My art is an authentic, true reflection of who I am, which I think, as a listener, makes you more comfortable connecting and reflecting on yourself. I set a really high bar for myself when it comes to my writing. I take my time in the studio. I pay attention to the messages I get across. Most people say that my cadence and vocal tone immediately draws their attention on first listen, which add energy to the meaning. Whether it’s deeper messages I get across about anxiety, fears, and doubts, or my playful and braggadocios styles, or motivated verses that capture the hunger in my journey, I always lean on what’s most genuine to me.
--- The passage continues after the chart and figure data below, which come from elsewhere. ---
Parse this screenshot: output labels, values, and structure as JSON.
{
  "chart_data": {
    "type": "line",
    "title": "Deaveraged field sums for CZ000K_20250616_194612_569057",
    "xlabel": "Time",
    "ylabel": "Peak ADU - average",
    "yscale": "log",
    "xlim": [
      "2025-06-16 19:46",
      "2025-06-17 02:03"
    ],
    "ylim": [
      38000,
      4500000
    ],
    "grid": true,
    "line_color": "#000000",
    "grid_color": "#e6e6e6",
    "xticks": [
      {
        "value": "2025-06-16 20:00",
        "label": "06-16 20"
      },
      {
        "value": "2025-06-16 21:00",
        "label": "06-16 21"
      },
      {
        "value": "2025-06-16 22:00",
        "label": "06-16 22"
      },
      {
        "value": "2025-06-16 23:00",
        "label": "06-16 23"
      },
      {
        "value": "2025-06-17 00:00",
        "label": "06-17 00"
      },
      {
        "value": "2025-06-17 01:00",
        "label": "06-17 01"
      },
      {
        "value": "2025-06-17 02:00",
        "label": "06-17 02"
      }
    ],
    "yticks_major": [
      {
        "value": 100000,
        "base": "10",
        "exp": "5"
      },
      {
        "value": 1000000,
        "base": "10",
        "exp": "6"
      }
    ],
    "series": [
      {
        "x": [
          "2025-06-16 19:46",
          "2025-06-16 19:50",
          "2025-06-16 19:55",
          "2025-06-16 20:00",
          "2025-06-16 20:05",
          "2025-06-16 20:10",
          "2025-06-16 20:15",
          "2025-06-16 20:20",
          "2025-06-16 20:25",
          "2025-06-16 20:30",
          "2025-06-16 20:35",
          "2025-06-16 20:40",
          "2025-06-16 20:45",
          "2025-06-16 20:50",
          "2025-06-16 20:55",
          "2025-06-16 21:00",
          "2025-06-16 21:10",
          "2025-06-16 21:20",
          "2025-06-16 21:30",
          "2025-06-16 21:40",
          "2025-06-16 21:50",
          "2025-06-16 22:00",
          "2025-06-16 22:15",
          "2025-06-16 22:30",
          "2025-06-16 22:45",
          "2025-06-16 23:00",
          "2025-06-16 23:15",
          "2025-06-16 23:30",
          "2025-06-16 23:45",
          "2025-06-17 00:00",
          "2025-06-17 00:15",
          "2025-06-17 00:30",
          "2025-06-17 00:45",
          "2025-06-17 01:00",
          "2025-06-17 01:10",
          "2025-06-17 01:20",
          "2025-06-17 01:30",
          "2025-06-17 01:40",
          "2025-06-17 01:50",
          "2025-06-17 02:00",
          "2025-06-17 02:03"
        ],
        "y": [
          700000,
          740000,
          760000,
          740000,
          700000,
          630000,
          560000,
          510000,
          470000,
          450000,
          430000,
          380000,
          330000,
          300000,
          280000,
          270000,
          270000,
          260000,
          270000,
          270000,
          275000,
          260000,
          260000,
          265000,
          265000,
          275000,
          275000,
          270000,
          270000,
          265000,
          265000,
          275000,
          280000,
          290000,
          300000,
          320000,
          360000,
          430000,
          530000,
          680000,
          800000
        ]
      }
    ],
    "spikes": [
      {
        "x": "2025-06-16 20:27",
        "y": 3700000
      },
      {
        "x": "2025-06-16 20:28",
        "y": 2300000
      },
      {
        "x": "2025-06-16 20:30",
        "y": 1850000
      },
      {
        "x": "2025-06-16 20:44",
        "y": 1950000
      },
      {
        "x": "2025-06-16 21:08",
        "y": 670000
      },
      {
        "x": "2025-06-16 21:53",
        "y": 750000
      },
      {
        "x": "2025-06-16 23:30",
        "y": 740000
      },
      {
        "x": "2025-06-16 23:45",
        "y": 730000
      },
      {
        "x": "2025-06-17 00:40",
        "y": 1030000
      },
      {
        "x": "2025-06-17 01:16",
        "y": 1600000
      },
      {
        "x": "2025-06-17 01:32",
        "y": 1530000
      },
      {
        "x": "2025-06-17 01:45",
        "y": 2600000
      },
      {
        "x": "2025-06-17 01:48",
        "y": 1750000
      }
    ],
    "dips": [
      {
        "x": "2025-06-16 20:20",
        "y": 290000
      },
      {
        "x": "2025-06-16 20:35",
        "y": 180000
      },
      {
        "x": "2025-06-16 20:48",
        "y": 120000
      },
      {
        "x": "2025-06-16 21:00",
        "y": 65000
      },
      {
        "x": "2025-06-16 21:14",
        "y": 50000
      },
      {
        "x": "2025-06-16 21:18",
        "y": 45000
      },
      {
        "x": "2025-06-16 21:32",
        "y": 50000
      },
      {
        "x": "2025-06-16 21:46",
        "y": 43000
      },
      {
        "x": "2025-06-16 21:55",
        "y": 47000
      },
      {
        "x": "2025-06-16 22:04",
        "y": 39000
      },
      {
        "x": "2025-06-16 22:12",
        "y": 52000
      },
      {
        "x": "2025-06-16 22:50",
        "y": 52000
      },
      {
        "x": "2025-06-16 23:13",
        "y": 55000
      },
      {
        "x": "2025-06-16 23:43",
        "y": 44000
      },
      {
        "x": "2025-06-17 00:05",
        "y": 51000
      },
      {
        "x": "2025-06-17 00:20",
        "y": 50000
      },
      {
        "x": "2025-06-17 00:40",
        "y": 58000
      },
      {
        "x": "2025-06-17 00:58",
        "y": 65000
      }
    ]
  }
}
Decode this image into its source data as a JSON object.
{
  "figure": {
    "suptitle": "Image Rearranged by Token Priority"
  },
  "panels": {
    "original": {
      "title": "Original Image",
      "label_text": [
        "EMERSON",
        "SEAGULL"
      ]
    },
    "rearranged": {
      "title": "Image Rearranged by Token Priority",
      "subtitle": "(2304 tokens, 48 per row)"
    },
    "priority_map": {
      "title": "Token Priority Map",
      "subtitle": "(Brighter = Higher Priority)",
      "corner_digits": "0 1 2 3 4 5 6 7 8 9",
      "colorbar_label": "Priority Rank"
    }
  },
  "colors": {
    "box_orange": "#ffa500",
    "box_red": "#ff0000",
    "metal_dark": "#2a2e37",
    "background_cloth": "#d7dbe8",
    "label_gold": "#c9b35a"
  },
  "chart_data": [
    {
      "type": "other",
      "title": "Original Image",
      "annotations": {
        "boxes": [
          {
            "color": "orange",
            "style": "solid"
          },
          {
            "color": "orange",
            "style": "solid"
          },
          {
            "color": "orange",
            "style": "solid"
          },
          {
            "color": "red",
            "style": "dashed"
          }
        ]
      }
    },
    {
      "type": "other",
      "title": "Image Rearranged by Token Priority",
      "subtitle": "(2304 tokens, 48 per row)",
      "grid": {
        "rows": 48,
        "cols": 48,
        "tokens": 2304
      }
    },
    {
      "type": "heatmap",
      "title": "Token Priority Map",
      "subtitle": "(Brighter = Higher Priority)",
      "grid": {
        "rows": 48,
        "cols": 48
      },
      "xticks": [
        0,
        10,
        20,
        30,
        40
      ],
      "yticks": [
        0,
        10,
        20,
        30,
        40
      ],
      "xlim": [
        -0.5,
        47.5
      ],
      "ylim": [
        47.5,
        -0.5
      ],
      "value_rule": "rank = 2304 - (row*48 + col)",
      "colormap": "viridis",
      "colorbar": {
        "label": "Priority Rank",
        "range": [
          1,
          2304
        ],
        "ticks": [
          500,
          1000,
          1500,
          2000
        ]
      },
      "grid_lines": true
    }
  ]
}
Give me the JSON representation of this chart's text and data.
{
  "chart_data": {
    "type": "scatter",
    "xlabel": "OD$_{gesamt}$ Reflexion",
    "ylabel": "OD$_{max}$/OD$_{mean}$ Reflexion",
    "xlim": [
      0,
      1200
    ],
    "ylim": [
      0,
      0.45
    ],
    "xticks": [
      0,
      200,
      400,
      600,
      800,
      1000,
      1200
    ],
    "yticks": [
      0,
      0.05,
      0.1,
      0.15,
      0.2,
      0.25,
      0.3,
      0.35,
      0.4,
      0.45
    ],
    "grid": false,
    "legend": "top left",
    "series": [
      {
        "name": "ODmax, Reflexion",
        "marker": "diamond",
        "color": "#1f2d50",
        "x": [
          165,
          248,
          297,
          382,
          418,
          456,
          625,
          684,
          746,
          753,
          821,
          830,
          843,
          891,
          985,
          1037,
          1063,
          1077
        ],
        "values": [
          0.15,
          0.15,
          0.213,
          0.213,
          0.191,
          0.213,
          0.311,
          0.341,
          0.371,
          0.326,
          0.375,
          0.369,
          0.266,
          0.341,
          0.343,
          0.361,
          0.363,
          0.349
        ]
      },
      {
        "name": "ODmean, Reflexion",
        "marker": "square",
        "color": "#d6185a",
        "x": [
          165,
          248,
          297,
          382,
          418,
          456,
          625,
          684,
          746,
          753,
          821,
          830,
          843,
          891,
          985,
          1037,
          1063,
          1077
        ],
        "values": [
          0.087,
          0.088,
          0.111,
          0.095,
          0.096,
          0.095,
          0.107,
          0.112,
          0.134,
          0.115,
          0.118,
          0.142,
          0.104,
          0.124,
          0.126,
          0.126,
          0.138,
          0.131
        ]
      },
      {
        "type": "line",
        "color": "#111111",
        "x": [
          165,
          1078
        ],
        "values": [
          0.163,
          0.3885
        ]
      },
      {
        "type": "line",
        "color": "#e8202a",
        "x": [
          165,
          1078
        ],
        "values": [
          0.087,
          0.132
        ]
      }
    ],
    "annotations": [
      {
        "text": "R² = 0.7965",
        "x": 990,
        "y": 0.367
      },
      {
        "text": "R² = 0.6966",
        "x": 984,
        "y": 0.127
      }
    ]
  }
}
I have this fundamental perspective that all human beings experience the same things in life, just in different ways. I think being “real” is just allowing yourself to be vulnerable and expose your emotions, which will resonate with others in some way, shape, or form because of this universal nature of life.
Let’s say your best friend was visiting the area and you wanted to show them the best time ever. Where would you take them? Give us a little itinerary – say it was a week long trip, where would you eat, drink, visit, hang out, etc.
I’d have to take them to all the iconic food spots in D.C, including Ben’s Chilli Bowl. We’d have to stop by a take-out to get some chicken wings with mumbo sauce. Most definitely gotta hit up some Jamaican spots in the city. Hitting Georgetown to soak in the lively atmosphere and get some hookah is a must. If the weather’s right, night bike-riding and seeing all the landmarks is always a vibe. Maybe go check out a Gogo one night, and a jazz club another night.
The Shoutout series is all about recognizing that our success and where we are in life is at least somewhat thanks to the efforts, support, mentorship, love and encouragement of others. So is there someone that you want to dedicate your shoutout to?
I’d like to shoutout every single one of my fans. They inspire and motivate me to keep chasing this dream of mine, and constantly remind me of the power in this art to connect with others’ hearts and minds.